Now Pineda is working on her doctoral degree, and she accepts that she has to cope with these challenges, but does not want to accept the limitations her condition places on her. For example, the previous week she had to be hospitalized for two days during a flare-up. “I was not okay with that,” she said. All the same, she is at a stage where she can find practical accommodations to help her deal with the “what if” scenarios. She shared some that have been useful for her.

As a graduate student, she controls her daily schedule and is able to work from home. This allows her to nap when she is in pain.

Another benefit of graduate school is the close working relationships she has with her professors and peers. Because she is willing to share information about her condition with them, they understand the challenges she faces. She told her professors when a biopsy showed that she had inflammation that would have to be treated with prednisone.
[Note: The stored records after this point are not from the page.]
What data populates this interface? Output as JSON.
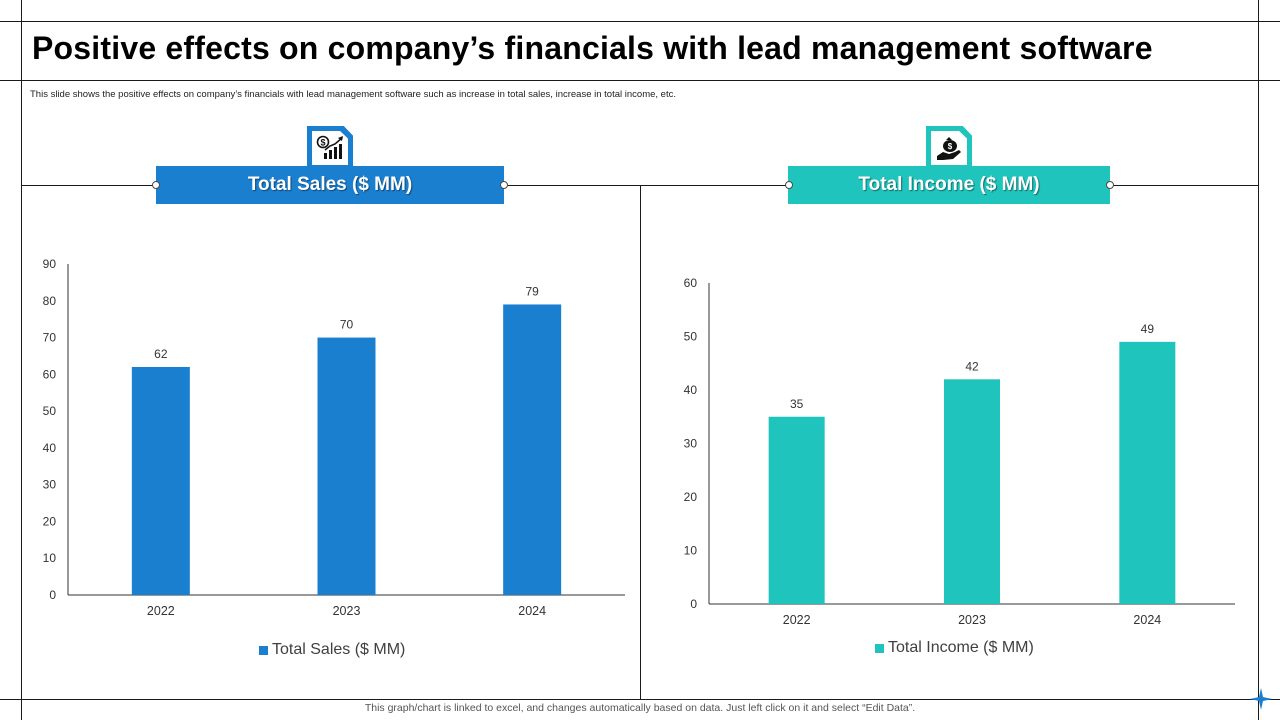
{
  "title": "Positive effects on company’s financials with lead management software",
  "subtitle": "This slide shows the positive effects on company’s financials with lead management  software such as increase in total sales, increase in total income, etc.",
  "footer": "This graph/chart is linked to excel,  and changes automatically based on data. Just left click on it and select “Edit Data”.",
  "colors": {
    "sales": "#1b7fd0",
    "income": "#1fc4bc"
  },
  "icons": {
    "sales": "dollar-chart-icon",
    "income": "money-bag-hand-icon"
  },
  "panels": {
    "sales": {
      "heading": "Total Sales ($ MM)"
    },
    "income": {
      "heading": "Total Income ($ MM)"
    }
  },
  "chart_data": [
    {
      "type": "bar",
      "title": "Total Sales ($ MM)",
      "categories": [
        "2022",
        "2023",
        "2024"
      ],
      "series": [
        {
          "name": "Total Sales ($ MM)",
          "values": [
            62,
            70,
            79
          ]
        }
      ],
      "ylim": [
        0,
        90
      ],
      "yticks": [
        0,
        10,
        20,
        30,
        40,
        50,
        60,
        70,
        80,
        90
      ],
      "xlabel": "",
      "ylabel": "",
      "grid": false,
      "legend": "bottom"
    },
    {
      "type": "bar",
      "title": "Total Income ($ MM)",
      "categories": [
        "2022",
        "2023",
        "2024"
      ],
      "series": [
        {
          "name": "Total Income ($ MM)",
          "values": [
            35,
            42,
            49
          ]
        }
      ],
      "ylim": [
        0,
        60
      ],
      "yticks": [
        0,
        10,
        20,
        30,
        40,
        50,
        60
      ],
      "xlabel": "",
      "ylabel": "",
      "grid": false,
      "legend": "bottom"
    }
  ]
}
She knew the drug would seriously affect her. Prednisone is a “no fun medication”, a steroid that causes extreme anxiety and water retention in the face and body. “By telling my professors, I got the support I needed,” Pineda said.
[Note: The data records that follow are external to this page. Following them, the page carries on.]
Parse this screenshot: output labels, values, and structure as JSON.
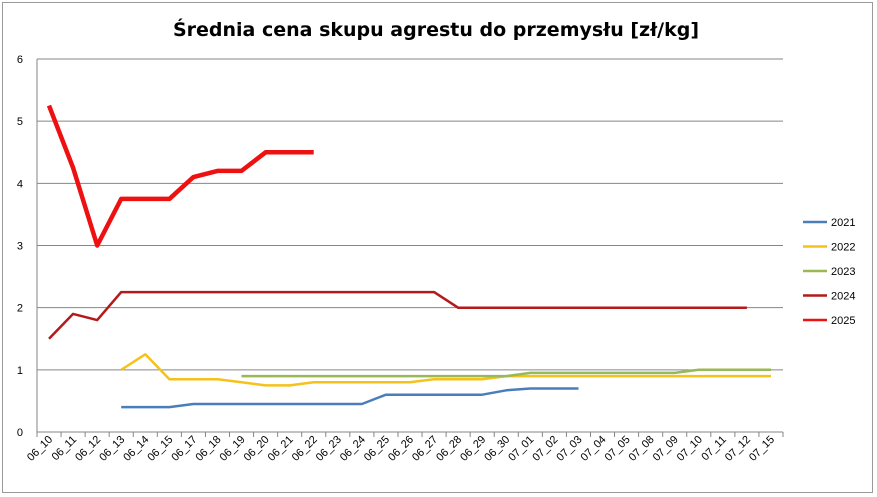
{
  "chart_data": {
    "type": "line",
    "title": "Średnia cena skupu agrestu do przemysłu [zł/kg]",
    "xlabel": "",
    "ylabel": "",
    "ylim": [
      0,
      6
    ],
    "yticks": [
      "0",
      "1",
      "2",
      "3",
      "4",
      "5",
      "6"
    ],
    "grid": "horizontal",
    "legend_position": "right",
    "categories": [
      "06_10",
      "06_11",
      "06_12",
      "06_13",
      "06_14",
      "06_15",
      "06_17",
      "06_18",
      "06_19",
      "06_20",
      "06_21",
      "06_22",
      "06_23",
      "06_24",
      "06_25",
      "06_26",
      "06_27",
      "06_28",
      "06_29",
      "06_30",
      "07_01",
      "07_02",
      "07_03",
      "07_04",
      "07_05",
      "07_08",
      "07_09",
      "07_10",
      "07_11",
      "07_12",
      "07_15"
    ],
    "series": [
      {
        "name": "2021",
        "color": "#4a7ebb",
        "width": 2.5,
        "values": [
          null,
          null,
          null,
          0.4,
          0.4,
          0.4,
          0.45,
          0.45,
          0.45,
          0.45,
          0.45,
          0.45,
          0.45,
          0.45,
          0.6,
          0.6,
          0.6,
          0.6,
          0.6,
          0.67,
          0.7,
          0.7,
          0.7,
          null,
          null,
          null,
          null,
          null,
          null,
          null,
          null
        ]
      },
      {
        "name": "2022",
        "color": "#f5c21a",
        "width": 2.5,
        "values": [
          null,
          null,
          null,
          1.0,
          1.25,
          0.85,
          0.85,
          0.85,
          0.8,
          0.75,
          0.75,
          0.8,
          0.8,
          0.8,
          0.8,
          0.8,
          0.85,
          0.85,
          0.85,
          0.9,
          0.9,
          0.9,
          0.9,
          0.9,
          0.9,
          0.9,
          0.9,
          0.9,
          0.9,
          0.9,
          0.9
        ]
      },
      {
        "name": "2023",
        "color": "#98b954",
        "width": 2.5,
        "values": [
          null,
          null,
          null,
          null,
          null,
          null,
          null,
          null,
          0.9,
          0.9,
          0.9,
          0.9,
          0.9,
          0.9,
          0.9,
          0.9,
          0.9,
          0.9,
          0.9,
          0.9,
          0.95,
          0.95,
          0.95,
          0.95,
          0.95,
          0.95,
          0.95,
          1.0,
          1.0,
          1.0,
          1.0
        ]
      },
      {
        "name": "2024",
        "color": "#b41a1a",
        "width": 2.5,
        "values": [
          1.5,
          1.9,
          1.8,
          2.25,
          2.25,
          2.25,
          2.25,
          2.25,
          2.25,
          2.25,
          2.25,
          2.25,
          2.25,
          2.25,
          2.25,
          2.25,
          2.25,
          2.0,
          2.0,
          2.0,
          2.0,
          2.0,
          2.0,
          2.0,
          2.0,
          2.0,
          2.0,
          2.0,
          2.0,
          2.0,
          null
        ]
      },
      {
        "name": "2025",
        "color": "#ee1111",
        "width": 4.5,
        "values": [
          5.25,
          4.25,
          3.0,
          3.75,
          3.75,
          3.75,
          4.1,
          4.2,
          4.2,
          4.5,
          4.5,
          4.5,
          null,
          null,
          null,
          null,
          null,
          null,
          null,
          null,
          null,
          null,
          null,
          null,
          null,
          null,
          null,
          null,
          null,
          null,
          null
        ]
      }
    ]
  }
}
She takes the same approach with her peers. Pineda confides in fellow students at the anthropology department where she studies and works. Her peers help out by returning library books for her and sharing notes.

Pineda admitted that she still sometimes feels uncomfortable telling her peers and professors about her chronic condition. However, she feels it is important that she does so. “My friend Fran says that by breaking the silence, I may be helping the next chronic person.”

“I no longer see my symptoms of chronic fatigue as evidence of weakness or vulnerability. I reframe them as radical political acts.”

Pineda then addressed financial realities. She must finance the cost of her studies and medication. There are grants, but these are very competitive and she has yet to find one that will cover all her expenses.

She therefore has three jobs, each of which contributes to her personal and professional goals. She is a teaching assistant in the anthropology department at McGill, works for the AQEIPS, and is a mentor at the McGill Office for Students with Disabilities. Since the topic of her doctorate is the experiences of people living with chronic conditions and disabilities, each of these jobs contributes to her research.

With 25 hours of work per week on top of her studies, Pineda has a busy schedule. Her health is her first priority. When she experiences more pain or fatigue than usual, she makes accommodations, changing her office hours or conducting meetings by phone.

While she has a lot on her plate, Pineda said that she manages through the support of her husband, the people in her life, and her pets. “The fact of my chronic illness doesn’t mean that I can’t have it all. There’s no harm in trying. And besides, I might just make it.”